Optimal stopping with a fair die (3-roll horizon)

You observe outcomes of fair six-sided die rolls (faces 1–6) and may stop after any roll to take the shown value in dollars. If you have not stopped before the final allowed roll, you must take the last roll’s value. Use backward induction to find the optimal policy and expected payoff for each game.

Assumptions:

• The die is fair (each face has probability 1/6).
• You observe each roll before deciding whether to stop.
• Where a fee applies, it is paid immediately before taking the next roll (only if you choose to continue).

Game A (no costs)

• Up to three rolls; no fees to continue.
• Find the optimal stopping rule at each roll and the exact expected payoff.

Game B (optional continuation cost)

• Up to three rolls; if you choose to continue after roll 1 or roll 2, you must pay $1 before the next roll (each continuation costs$ 1).
• Find the optimal stopping thresholds (by face value) and the exact expected payoff.

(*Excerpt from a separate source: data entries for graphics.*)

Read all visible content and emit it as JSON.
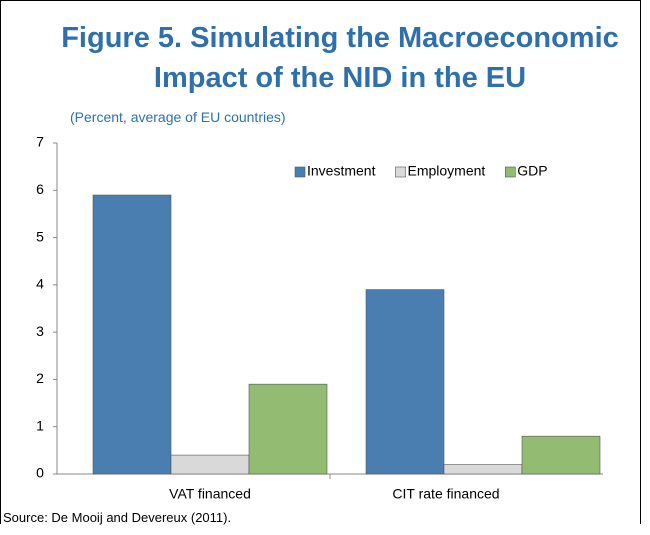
{
  "chart_data": {
    "type": "bar",
    "title": "Figure 5. Simulating the Macroeconomic Impact of the NID in the EU",
    "subtitle": "(Percent, average of EU countries)",
    "source": "Source: De Mooij and Devereux (2011).",
    "categories": [
      "VAT financed",
      "CIT rate financed"
    ],
    "series": [
      {
        "name": "Investment",
        "color": "#4a7eb1",
        "values": [
          5.9,
          3.9
        ]
      },
      {
        "name": "Employment",
        "color": "#d9d9d9",
        "values": [
          0.4,
          0.2
        ]
      },
      {
        "name": "GDP",
        "color": "#93bc72",
        "values": [
          1.9,
          0.8
        ]
      }
    ],
    "ylim": [
      0,
      7
    ],
    "yticks": [
      0,
      1,
      2,
      3,
      4,
      5,
      6,
      7
    ],
    "grid": false,
    "legend": "upper right"
  }
}
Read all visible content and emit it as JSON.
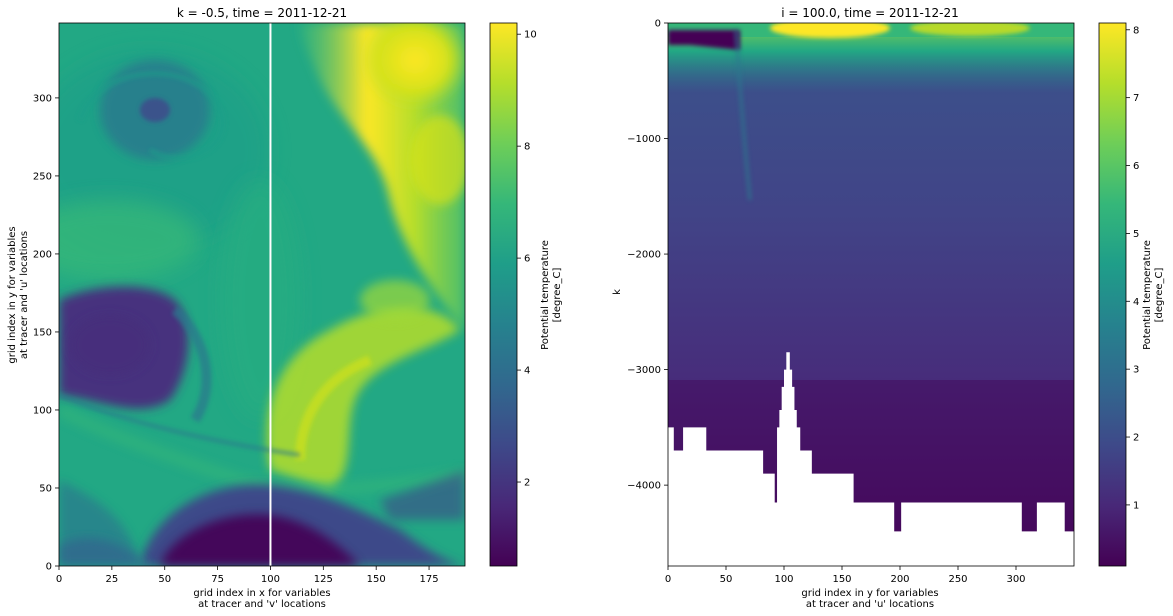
{
  "chart_data": [
    {
      "type": "heatmap",
      "title": "k = -0.5, time = 2011-12-21",
      "xlabel_lines": [
        "grid index in x for variables",
        "at tracer and 'v' locations"
      ],
      "ylabel_lines": [
        "grid index in y for variables",
        "at tracer and 'u' locations"
      ],
      "xlim": [
        0,
        192
      ],
      "ylim": [
        0,
        348
      ],
      "xticks": [
        0,
        25,
        50,
        75,
        100,
        125,
        150,
        175
      ],
      "yticks": [
        0,
        50,
        100,
        150,
        200,
        250,
        300
      ],
      "colormap": "viridis",
      "colorbar": {
        "label_lines": [
          "Potential temperature",
          "[degree_C]"
        ],
        "vmin": 0.5,
        "vmax": 10.2,
        "ticks": [
          2,
          4,
          6,
          8,
          10
        ]
      },
      "annotation": {
        "type": "vertical-line",
        "x": 100,
        "color": "#ffffff",
        "meaning": "section at i = 100"
      },
      "features": [
        {
          "kind": "warm-region",
          "where": "top-right",
          "approx_value": 9.8
        },
        {
          "kind": "cold-eddy",
          "where": "left-middle",
          "approx_value": 1.5
        },
        {
          "kind": "cold-region",
          "where": "bottom-center",
          "approx_value": 1.0
        },
        {
          "kind": "eddy",
          "where": "upper-left",
          "approx_value": 3.5
        }
      ]
    },
    {
      "type": "heatmap",
      "title": "i = 100.0, time = 2011-12-21",
      "xlabel_lines": [
        "grid index in y for variables",
        "at tracer and 'u' locations"
      ],
      "ylabel_lines": [
        "k"
      ],
      "xlim": [
        0,
        350
      ],
      "ylim": [
        -4700,
        0
      ],
      "xticks": [
        0,
        50,
        100,
        150,
        200,
        250,
        300
      ],
      "yticks": [
        -4000,
        -3000,
        -2000,
        -1000,
        0
      ],
      "ytick_labels": [
        "−4000",
        "−3000",
        "−2000",
        "−1000",
        "0"
      ],
      "colormap": "viridis",
      "colorbar": {
        "label_lines": [
          "Potential temperature",
          "[degree_C]"
        ],
        "vmin": 0.1,
        "vmax": 8.1,
        "ticks": [
          1,
          2,
          3,
          4,
          5,
          6,
          7,
          8
        ]
      },
      "bathymetry_profile": [
        {
          "x0": 0,
          "x1": 5,
          "depth": -3500
        },
        {
          "x0": 5,
          "x1": 13,
          "depth": -3700
        },
        {
          "x0": 13,
          "x1": 33,
          "depth": -3500
        },
        {
          "x0": 33,
          "x1": 82,
          "depth": -3700
        },
        {
          "x0": 82,
          "x1": 92,
          "depth": -3900
        },
        {
          "x0": 92,
          "x1": 94,
          "depth": -4150
        },
        {
          "x0": 94,
          "x1": 96,
          "depth": -3500
        },
        {
          "x0": 96,
          "x1": 98,
          "depth": -3350
        },
        {
          "x0": 98,
          "x1": 100,
          "depth": -3150
        },
        {
          "x0": 100,
          "x1": 102,
          "depth": -3000
        },
        {
          "x0": 102,
          "x1": 105,
          "depth": -2850
        },
        {
          "x0": 105,
          "x1": 107,
          "depth": -3000
        },
        {
          "x0": 107,
          "x1": 109,
          "depth": -3150
        },
        {
          "x0": 109,
          "x1": 111,
          "depth": -3350
        },
        {
          "x0": 111,
          "x1": 114,
          "depth": -3500
        },
        {
          "x0": 114,
          "x1": 124,
          "depth": -3700
        },
        {
          "x0": 124,
          "x1": 160,
          "depth": -3900
        },
        {
          "x0": 160,
          "x1": 195,
          "depth": -4150
        },
        {
          "x0": 195,
          "x1": 201,
          "depth": -4400
        },
        {
          "x0": 201,
          "x1": 305,
          "depth": -4150
        },
        {
          "x0": 305,
          "x1": 318,
          "depth": -4400
        },
        {
          "x0": 318,
          "x1": 342,
          "depth": -4150
        },
        {
          "x0": 342,
          "x1": 350,
          "depth": -4400
        }
      ]
    }
  ]
}
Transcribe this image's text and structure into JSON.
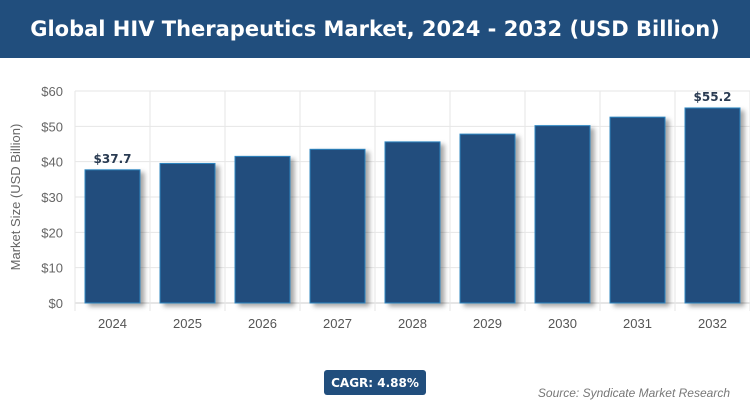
{
  "chart_data": {
    "type": "bar",
    "title": "Global HIV Therapeutics Market, 2024 - 2032 (USD Billion)",
    "xlabel": "",
    "ylabel": "Market Size (USD Billion)",
    "categories": [
      "2024",
      "2025",
      "2026",
      "2027",
      "2028",
      "2029",
      "2030",
      "2031",
      "2032"
    ],
    "values": [
      37.7,
      39.5,
      41.5,
      43.5,
      45.6,
      47.8,
      50.2,
      52.6,
      55.2
    ],
    "data_labels": {
      "0": "$37.7",
      "8": "$55.2"
    },
    "ylim": [
      0,
      60
    ],
    "yticks": [
      "$0",
      "$10",
      "$20",
      "$30",
      "$40",
      "$50",
      "$60"
    ],
    "grid": true,
    "bar_color": "#214e7d",
    "bar_edge_color": "#2e86c1"
  },
  "cagr": "CAGR: 4.88%",
  "source": "Source: Syndicate Market Research"
}
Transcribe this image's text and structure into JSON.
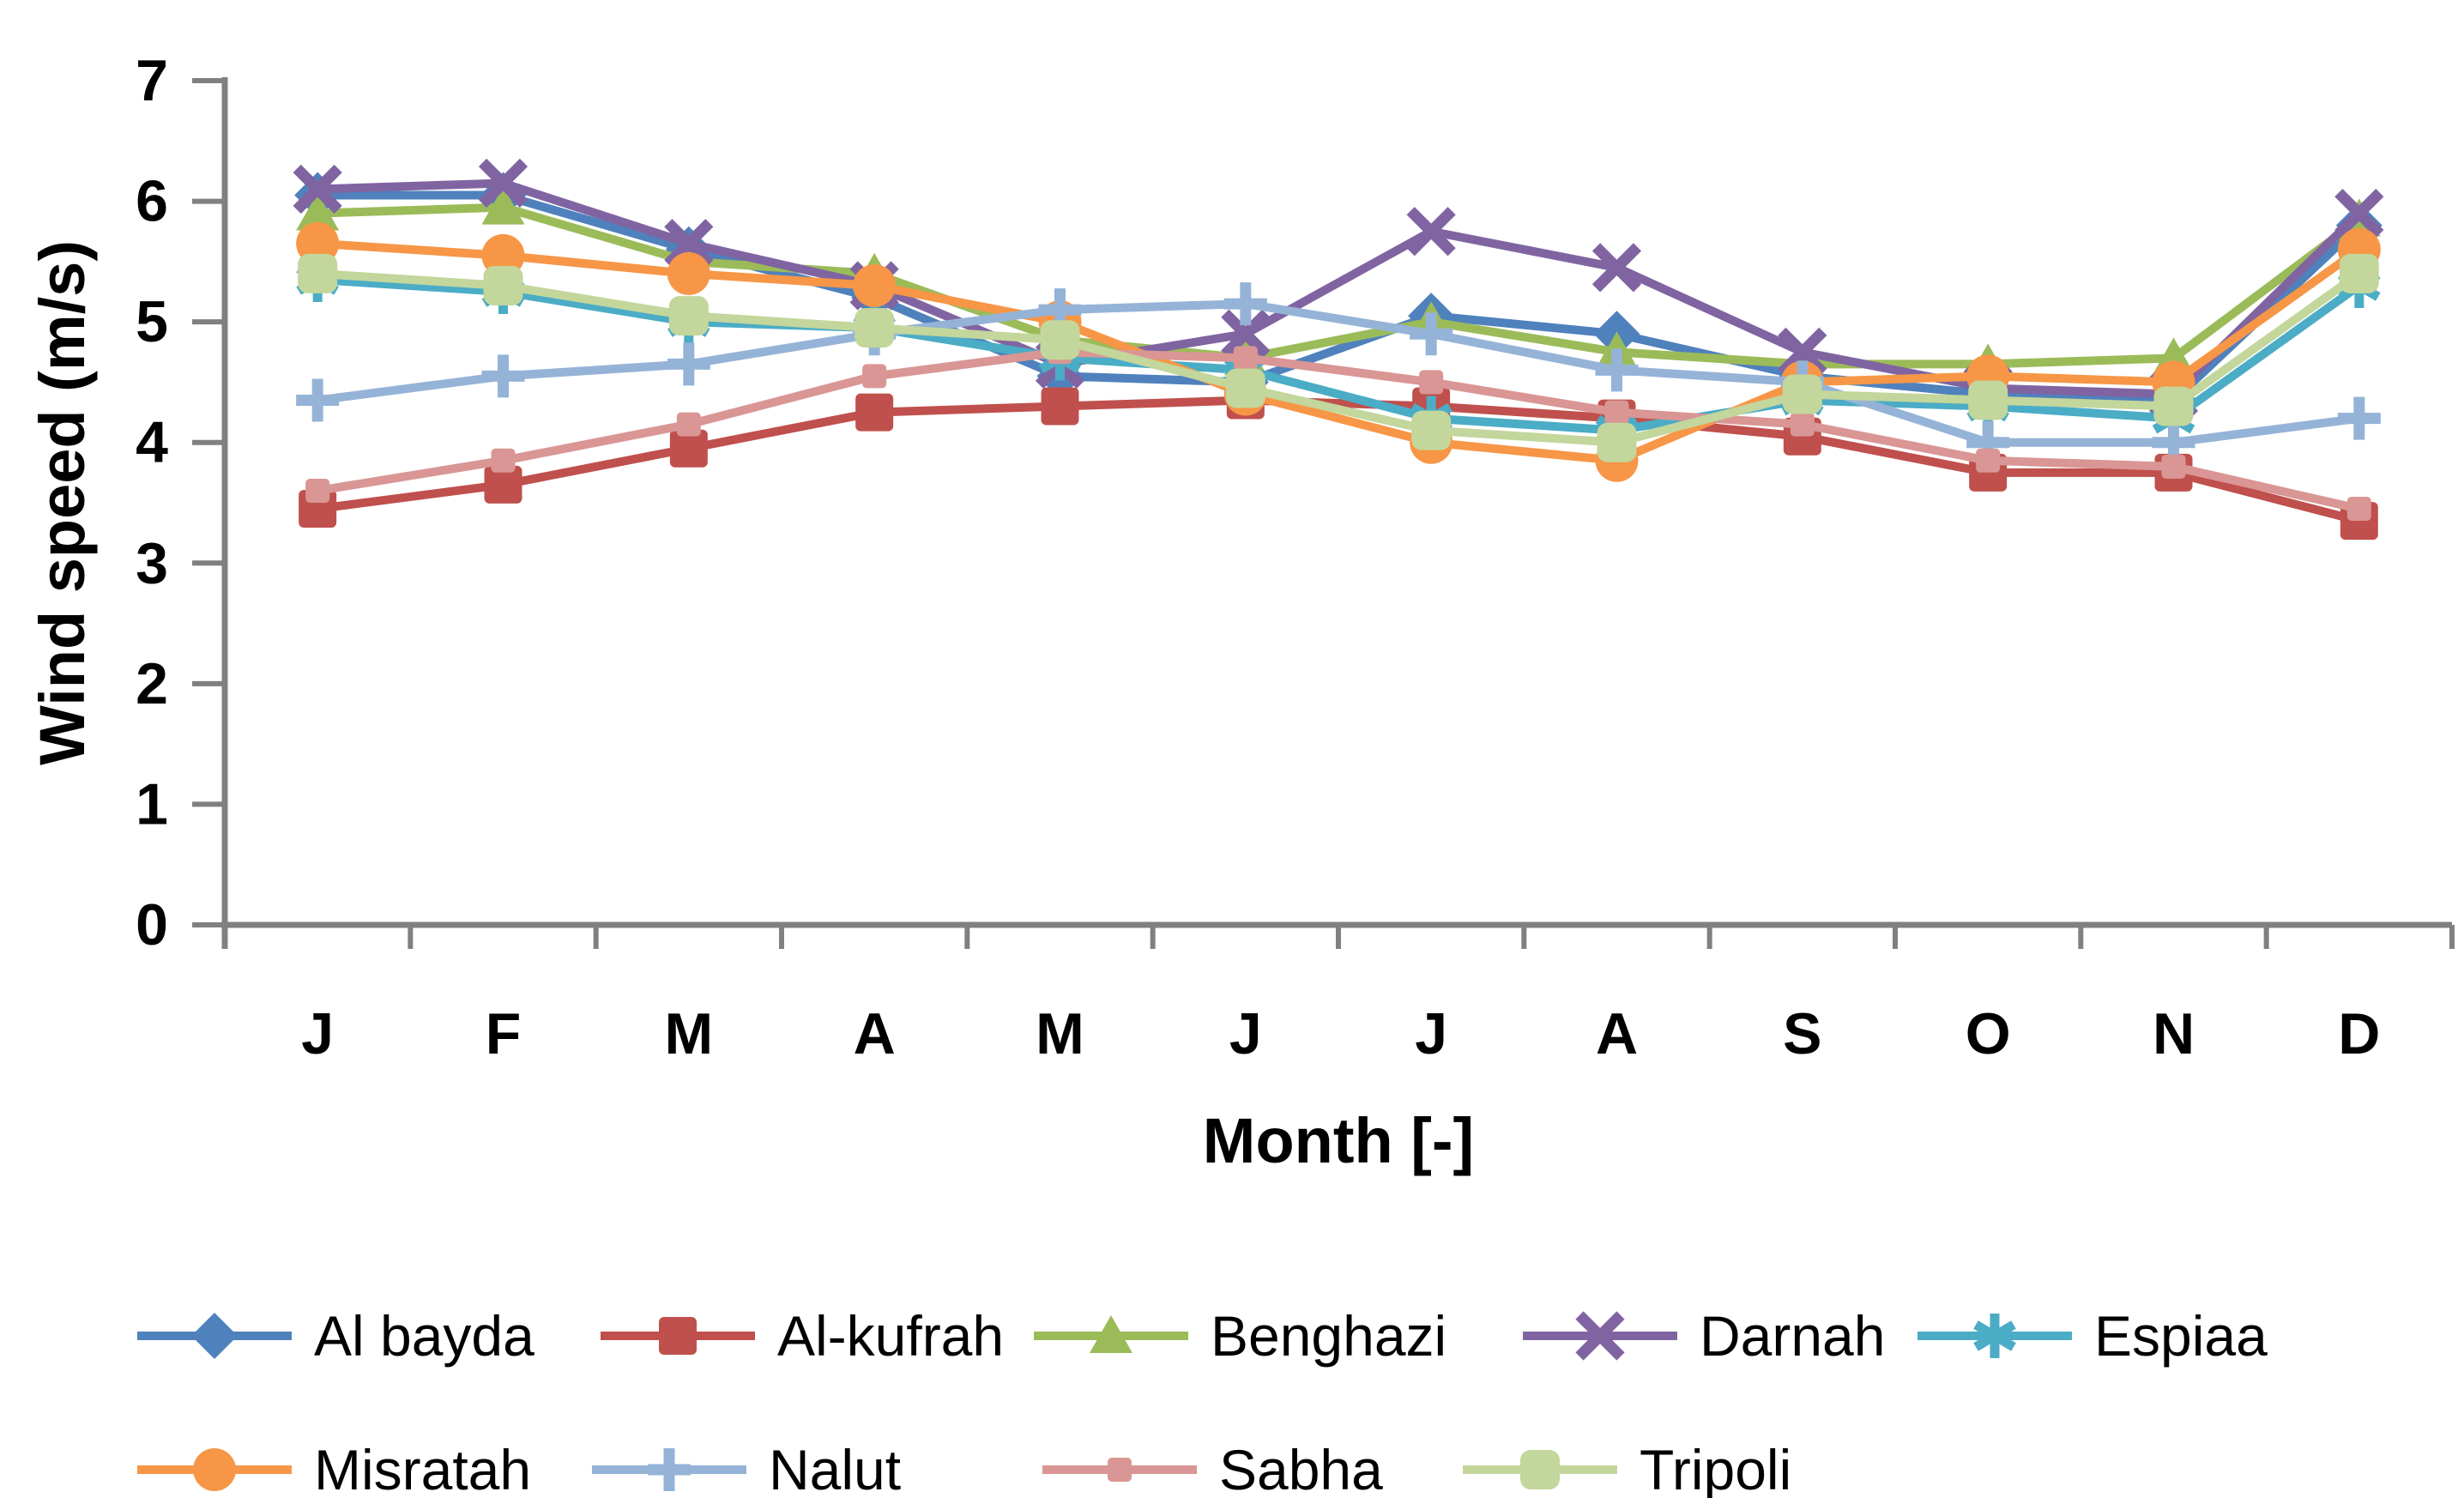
{
  "chart_data": {
    "type": "line",
    "title": "",
    "xlabel": "Month [-]",
    "ylabel": "Wind speed (m/s)",
    "categories": [
      "J",
      "F",
      "M",
      "A",
      "M",
      "J",
      "J",
      "A",
      "S",
      "O",
      "N",
      "D"
    ],
    "ylim": [
      0,
      7
    ],
    "ytick_step": 1,
    "yticks": [
      0,
      1,
      2,
      3,
      4,
      5,
      6,
      7
    ],
    "grid": false,
    "legend_position": "bottom",
    "axis_color": "#808080",
    "background_color": "#ffffff",
    "series": [
      {
        "name": "Al bayda",
        "color": "#4F81BD",
        "marker": "diamond",
        "values": [
          6.05,
          6.05,
          5.6,
          5.2,
          4.55,
          4.5,
          5.05,
          4.9,
          4.55,
          4.4,
          4.35,
          5.8
        ]
      },
      {
        "name": "Al-kufrah",
        "color": "#C0504D",
        "marker": "square",
        "values": [
          3.45,
          3.65,
          3.95,
          4.25,
          4.3,
          4.35,
          4.3,
          4.2,
          4.05,
          3.75,
          3.75,
          3.35
        ]
      },
      {
        "name": "Benghazi",
        "color": "#9BBB59",
        "marker": "triangle",
        "values": [
          5.9,
          5.95,
          5.5,
          5.4,
          4.85,
          4.7,
          5.0,
          4.75,
          4.65,
          4.65,
          4.7,
          5.85
        ]
      },
      {
        "name": "Darnah",
        "color": "#8064A2",
        "marker": "x",
        "values": [
          6.1,
          6.15,
          5.65,
          5.3,
          4.65,
          4.9,
          5.75,
          5.45,
          4.75,
          4.45,
          4.4,
          5.9
        ]
      },
      {
        "name": "Espiaa",
        "color": "#4BACC6",
        "marker": "asterisk",
        "values": [
          5.35,
          5.25,
          5.0,
          4.95,
          4.7,
          4.6,
          4.2,
          4.1,
          4.35,
          4.3,
          4.2,
          5.3
        ]
      },
      {
        "name": "Misratah",
        "color": "#F79646",
        "marker": "circle",
        "values": [
          5.65,
          5.55,
          5.4,
          5.3,
          5.0,
          4.4,
          4.0,
          3.85,
          4.5,
          4.55,
          4.5,
          5.6
        ]
      },
      {
        "name": "Nalut",
        "color": "#95B3D7",
        "marker": "plus",
        "values": [
          4.35,
          4.55,
          4.65,
          4.9,
          5.1,
          5.15,
          4.9,
          4.6,
          4.5,
          4.0,
          4.0,
          4.2
        ]
      },
      {
        "name": "Sabha",
        "color": "#D99694",
        "marker": "square-small",
        "values": [
          3.6,
          3.85,
          4.15,
          4.55,
          4.75,
          4.7,
          4.5,
          4.25,
          4.15,
          3.85,
          3.8,
          3.45
        ]
      },
      {
        "name": "Tripoli",
        "color": "#C3D69B",
        "marker": "square-rounded",
        "values": [
          5.4,
          5.3,
          5.05,
          4.95,
          4.85,
          4.45,
          4.1,
          4.0,
          4.4,
          4.35,
          4.3,
          5.4
        ]
      }
    ]
  }
}
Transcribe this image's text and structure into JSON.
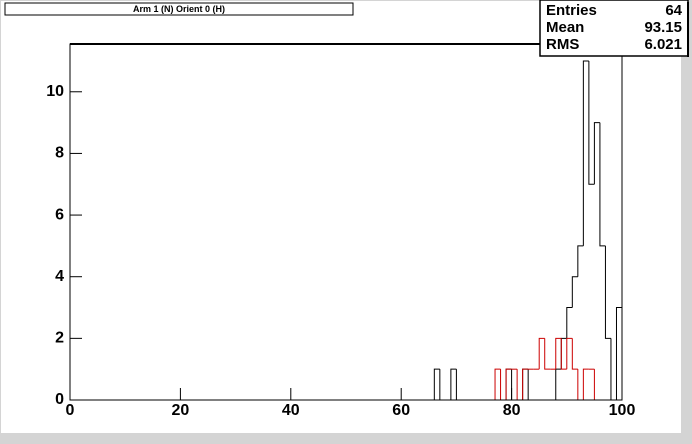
{
  "chart_data": {
    "type": "histogram",
    "title": "Arm 1 (N) Orient 0 (H)",
    "bins": [
      0,
      1,
      2,
      3,
      4,
      5,
      6,
      7,
      8,
      9,
      10,
      11,
      12,
      13,
      14,
      15,
      16,
      17,
      18,
      19,
      20,
      21,
      22,
      23,
      24,
      25,
      26,
      27,
      28,
      29,
      30,
      31,
      32,
      33,
      34,
      35,
      36,
      37,
      38,
      39,
      40,
      41,
      42,
      43,
      44,
      45,
      46,
      47,
      48,
      49,
      50,
      51,
      52,
      53,
      54,
      55,
      56,
      57,
      58,
      59,
      60,
      61,
      62,
      63,
      64,
      65,
      66,
      67,
      68,
      69,
      70,
      71,
      72,
      73,
      74,
      75,
      76,
      77,
      78,
      79,
      80,
      81,
      82,
      83,
      84,
      85,
      86,
      87,
      88,
      89,
      90,
      91,
      92,
      93,
      94,
      95,
      96,
      97,
      98,
      99,
      100
    ],
    "series": [
      {
        "color": "#000000",
        "values": [
          0,
          0,
          0,
          0,
          0,
          0,
          0,
          0,
          0,
          0,
          0,
          0,
          0,
          0,
          0,
          0,
          0,
          0,
          0,
          0,
          0,
          0,
          0,
          0,
          0,
          0,
          0,
          0,
          0,
          0,
          0,
          0,
          0,
          0,
          0,
          0,
          0,
          0,
          0,
          0,
          0,
          0,
          0,
          0,
          0,
          0,
          0,
          0,
          0,
          0,
          0,
          0,
          0,
          0,
          0,
          0,
          0,
          0,
          0,
          0,
          0,
          0,
          0,
          0,
          0,
          0,
          1,
          0,
          0,
          1,
          0,
          0,
          0,
          0,
          0,
          0,
          0,
          0,
          0,
          1,
          0,
          0,
          1,
          0,
          0,
          0,
          0,
          0,
          1,
          2,
          3,
          4,
          5,
          11,
          7,
          9,
          5,
          2,
          0,
          3
        ]
      },
      {
        "color": "#cc0000",
        "values": [
          0,
          0,
          0,
          0,
          0,
          0,
          0,
          0,
          0,
          0,
          0,
          0,
          0,
          0,
          0,
          0,
          0,
          0,
          0,
          0,
          0,
          0,
          0,
          0,
          0,
          0,
          0,
          0,
          0,
          0,
          0,
          0,
          0,
          0,
          0,
          0,
          0,
          0,
          0,
          0,
          0,
          0,
          0,
          0,
          0,
          0,
          0,
          0,
          0,
          0,
          0,
          0,
          0,
          0,
          0,
          0,
          0,
          0,
          0,
          0,
          0,
          0,
          0,
          0,
          0,
          0,
          0,
          0,
          0,
          0,
          0,
          0,
          0,
          0,
          0,
          0,
          0,
          1,
          0,
          1,
          1,
          0,
          1,
          1,
          1,
          2,
          1,
          1,
          2,
          1,
          2,
          1,
          0,
          1,
          1,
          0,
          0,
          0,
          0,
          0
        ]
      }
    ],
    "xlim": [
      0,
      100
    ],
    "ylim": [
      0,
      11.55
    ],
    "xticks": [
      0,
      20,
      40,
      60,
      80,
      100
    ],
    "yticks": [
      0,
      2,
      4,
      6,
      8,
      10
    ],
    "stats": [
      {
        "label": "Entries",
        "value": 64
      },
      {
        "label": "Mean",
        "value": 93.15
      },
      {
        "label": "RMS",
        "value": 6.021
      }
    ]
  }
}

Game C (per-roll access fee)

• Up to three rolls; the second and third rolls each require paying $1 to roll (i.e., if you continue from roll 1 you pay$ 1 to access roll 2, and if you continue from roll 2 you pay $1 to access roll 3).
• Find the optimal policy and expected payoff.

Bonus (generalization)

• Generalize Game B to an n-sided die with faces {1, 2, …, n} and a continuation cost c each time you choose to roll again (up to three rolls total). Derive the stopping thresholds at roll 1 and roll 2 as functions of n and c.